Finding top-k elephant flows is a critical task in network traffic measurement. As the line rate increases in today's network, designing accurate and fast algorithms for this task becomes more and more challenging. There are several well-known algorithms, including Lossy counting, Space-Saving, CSS, etc. However, the performances of all existing algorithms are poor. In this paper, we propose a novel data structure, named Heavykeeper, which achieves high precision in finding top-k elephant flows. It also works at fast and constant speed. The key idea of heavykeeper is to intelligently record the frequencies of elephant flows and omit mice flows. Experimental results show that our heavykeeper algorithm achieves almost 100% precision with a small memory size, and reduces the error by around 3 orders of magnitude on average compared to the state-of-the-art.

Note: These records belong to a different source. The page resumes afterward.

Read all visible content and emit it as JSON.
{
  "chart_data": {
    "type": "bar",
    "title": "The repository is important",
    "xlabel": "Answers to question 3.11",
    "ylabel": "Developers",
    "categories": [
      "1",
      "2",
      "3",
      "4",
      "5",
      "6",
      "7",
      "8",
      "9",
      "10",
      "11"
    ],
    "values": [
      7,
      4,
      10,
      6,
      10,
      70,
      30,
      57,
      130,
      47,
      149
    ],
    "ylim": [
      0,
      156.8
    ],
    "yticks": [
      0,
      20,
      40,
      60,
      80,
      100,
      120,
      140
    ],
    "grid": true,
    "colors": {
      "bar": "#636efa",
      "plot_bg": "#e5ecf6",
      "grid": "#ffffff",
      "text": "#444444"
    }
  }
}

The source code contains the C++ implementation of the Space-Saving, Lossycounting, CSS, heavykeeper and stream-summary (which is used in Space-Saving, Lossycounting and heavykeeper). We complete these codes on WINDOWS 10 and compile successfully using g++ 4.8.4.
The file u1 is comprised of IP packets captured from the network of our campus. And the hash functions are 64-bit Bob hash functions and 32-bit Bob hash functions, obtained from http://burtleburtle.net/bob/hash/evahash.html.
You can also use your own dataset and other hash functions.
Suppose you've already cloned the respository and start from the Codes directory.
You just need to compile and run main.cpp.
You need to input two integers MEM and K, which means "memory = MEM KB" and "top-K".
Our program will print the PRESICION, ARE and AAE of these sketches on the screen.